The earlier study, completed in 2002, proposed a $46 million renovation plan. The focus of the plan was to repair buildings based on program needs, providing updated facilities for athletics, science, and the arts, including a new auditorium.
"The 2002 study did not go through a detailed engineering study to see if the infrastructure (i.e. heat, light, power systems) was in good enough working order that would warrant investing that kind of money into improvements," continued Fitzgerald.
"This got us thinking. Lincoln-Sudbury just spent approximately $75 million for a brand new high school and tore down the old building. Wayland is doing the same. Could we justify spending $45 to $50 million on a facility that would possibly need significant additional investment 10 years from now. Do we continue to throw good money after bad?"

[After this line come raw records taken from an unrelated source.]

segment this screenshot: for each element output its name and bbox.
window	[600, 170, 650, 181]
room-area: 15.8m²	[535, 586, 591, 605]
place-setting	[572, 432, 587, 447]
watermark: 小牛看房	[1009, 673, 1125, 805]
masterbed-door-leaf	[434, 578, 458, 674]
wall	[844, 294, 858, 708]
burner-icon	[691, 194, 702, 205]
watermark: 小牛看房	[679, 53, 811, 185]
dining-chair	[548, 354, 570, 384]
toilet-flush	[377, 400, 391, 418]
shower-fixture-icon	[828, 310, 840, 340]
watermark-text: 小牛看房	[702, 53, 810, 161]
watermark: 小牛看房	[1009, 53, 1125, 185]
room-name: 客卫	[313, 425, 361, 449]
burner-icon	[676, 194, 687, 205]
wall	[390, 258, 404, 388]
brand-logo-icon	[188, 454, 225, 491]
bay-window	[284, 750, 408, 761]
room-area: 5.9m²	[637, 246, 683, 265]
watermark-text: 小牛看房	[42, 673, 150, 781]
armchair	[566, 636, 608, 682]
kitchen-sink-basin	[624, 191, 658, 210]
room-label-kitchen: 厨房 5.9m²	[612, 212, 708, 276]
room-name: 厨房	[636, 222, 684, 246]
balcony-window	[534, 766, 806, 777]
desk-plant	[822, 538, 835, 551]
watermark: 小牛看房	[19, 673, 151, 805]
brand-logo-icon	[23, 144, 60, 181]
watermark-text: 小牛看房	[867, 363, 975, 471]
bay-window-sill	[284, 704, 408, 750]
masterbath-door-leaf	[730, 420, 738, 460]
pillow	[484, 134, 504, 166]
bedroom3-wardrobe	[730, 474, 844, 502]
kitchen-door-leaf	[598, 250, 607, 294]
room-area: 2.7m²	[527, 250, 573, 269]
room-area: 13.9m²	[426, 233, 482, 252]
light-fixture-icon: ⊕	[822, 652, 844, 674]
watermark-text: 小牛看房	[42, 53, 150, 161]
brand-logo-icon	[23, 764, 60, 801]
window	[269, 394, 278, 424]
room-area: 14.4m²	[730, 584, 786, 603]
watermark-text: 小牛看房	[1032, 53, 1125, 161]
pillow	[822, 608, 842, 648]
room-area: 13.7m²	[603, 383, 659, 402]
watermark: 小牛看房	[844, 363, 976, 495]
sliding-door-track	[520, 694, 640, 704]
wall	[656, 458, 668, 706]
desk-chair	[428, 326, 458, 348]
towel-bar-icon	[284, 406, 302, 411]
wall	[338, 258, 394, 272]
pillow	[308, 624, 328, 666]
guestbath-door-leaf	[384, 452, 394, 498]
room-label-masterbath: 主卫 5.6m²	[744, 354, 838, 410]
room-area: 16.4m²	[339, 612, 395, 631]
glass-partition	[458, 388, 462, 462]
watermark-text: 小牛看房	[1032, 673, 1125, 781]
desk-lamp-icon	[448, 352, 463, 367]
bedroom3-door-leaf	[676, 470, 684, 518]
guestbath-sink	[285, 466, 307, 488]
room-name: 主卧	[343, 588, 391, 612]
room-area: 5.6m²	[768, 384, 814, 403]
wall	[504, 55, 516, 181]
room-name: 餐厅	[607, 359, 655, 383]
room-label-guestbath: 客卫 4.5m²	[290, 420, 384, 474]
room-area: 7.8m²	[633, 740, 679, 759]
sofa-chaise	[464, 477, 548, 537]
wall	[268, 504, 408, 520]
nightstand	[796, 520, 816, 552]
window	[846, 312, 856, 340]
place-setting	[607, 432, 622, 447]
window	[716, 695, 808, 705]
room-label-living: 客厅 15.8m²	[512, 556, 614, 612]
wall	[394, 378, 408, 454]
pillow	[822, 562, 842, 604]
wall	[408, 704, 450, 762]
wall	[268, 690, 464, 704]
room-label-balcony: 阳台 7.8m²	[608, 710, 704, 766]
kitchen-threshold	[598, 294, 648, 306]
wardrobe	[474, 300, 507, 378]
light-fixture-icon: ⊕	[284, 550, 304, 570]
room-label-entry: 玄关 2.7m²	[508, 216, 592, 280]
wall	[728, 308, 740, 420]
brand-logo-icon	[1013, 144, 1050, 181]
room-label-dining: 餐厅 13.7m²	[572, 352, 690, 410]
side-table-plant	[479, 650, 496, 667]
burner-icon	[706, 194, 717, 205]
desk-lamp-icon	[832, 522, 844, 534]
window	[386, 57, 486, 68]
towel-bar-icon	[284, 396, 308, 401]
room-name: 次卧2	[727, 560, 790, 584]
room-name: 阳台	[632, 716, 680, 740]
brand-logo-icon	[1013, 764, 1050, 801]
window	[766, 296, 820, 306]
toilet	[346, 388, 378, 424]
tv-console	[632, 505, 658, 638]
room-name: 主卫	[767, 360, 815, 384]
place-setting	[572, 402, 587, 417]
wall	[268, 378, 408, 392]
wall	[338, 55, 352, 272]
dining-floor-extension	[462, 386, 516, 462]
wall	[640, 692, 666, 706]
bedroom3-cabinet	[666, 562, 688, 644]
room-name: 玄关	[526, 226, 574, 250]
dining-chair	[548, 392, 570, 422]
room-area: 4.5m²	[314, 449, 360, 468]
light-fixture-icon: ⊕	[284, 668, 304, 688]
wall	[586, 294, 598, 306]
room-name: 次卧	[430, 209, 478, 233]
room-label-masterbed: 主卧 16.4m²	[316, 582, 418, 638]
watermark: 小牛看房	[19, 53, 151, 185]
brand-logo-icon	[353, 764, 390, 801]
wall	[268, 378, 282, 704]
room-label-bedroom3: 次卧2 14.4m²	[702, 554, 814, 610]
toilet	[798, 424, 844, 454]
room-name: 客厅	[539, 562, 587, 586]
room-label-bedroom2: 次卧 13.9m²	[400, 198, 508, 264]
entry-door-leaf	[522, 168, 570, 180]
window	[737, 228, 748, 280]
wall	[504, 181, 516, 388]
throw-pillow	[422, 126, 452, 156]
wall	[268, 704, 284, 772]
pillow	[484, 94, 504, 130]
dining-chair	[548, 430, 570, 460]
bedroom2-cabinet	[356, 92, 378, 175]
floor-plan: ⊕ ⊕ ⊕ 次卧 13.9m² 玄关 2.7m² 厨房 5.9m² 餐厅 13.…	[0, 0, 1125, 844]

Committee member and Carlisle resident David Dockterman, also reached by e-mail, agreed. "I'd say there is consensus we need to do something about the high school facilities very soon. We have many questions and issues to consider to determine how extensive any actions need to be. How far can the previous study, which looked at a renovation of the facilities, take us? How much life is left in the buildings? What kind of state support can we expect? What are our most crucial needs?"
The school committee plans to have the study begin in January, and be completed by June, 2005. "We expect to have all of the systems reviewed and analyzed in the new study, as well as the development of a comparative analysis of what a new building (based upon the current and projected program) would cost versus the cost of the renovation proposal," explained Fitzgerald. "This will allow us to make a rational decision on whether we renovate or rebuild. Both approaches have their advantages and disadvantages."
Fitzgerald is in his third year as a member of the regional school committee. "The buildings have not changed much since I was a student there in the late 1960s. We did a patchwork approach to dealing with decaying walls in the 1990s. It is time to take a comprehensive approach to the facility needs of our high school program." He added, "I am excited about this study."
High school parent Debbie Dawson agrees. "At the Parent Open House, I was struck by the enormous contrast between the quality of the teachers and the programs at CCHS and the poor physical condition of the building. Something has to be done to address this because it will just become a greater and greater problem as the building continues to deteriorate."
"The building is soon to be 50 years old, in need of significant renovations, and no longer meets the needs of a 21st-century high school student or program," said Fitzgerald.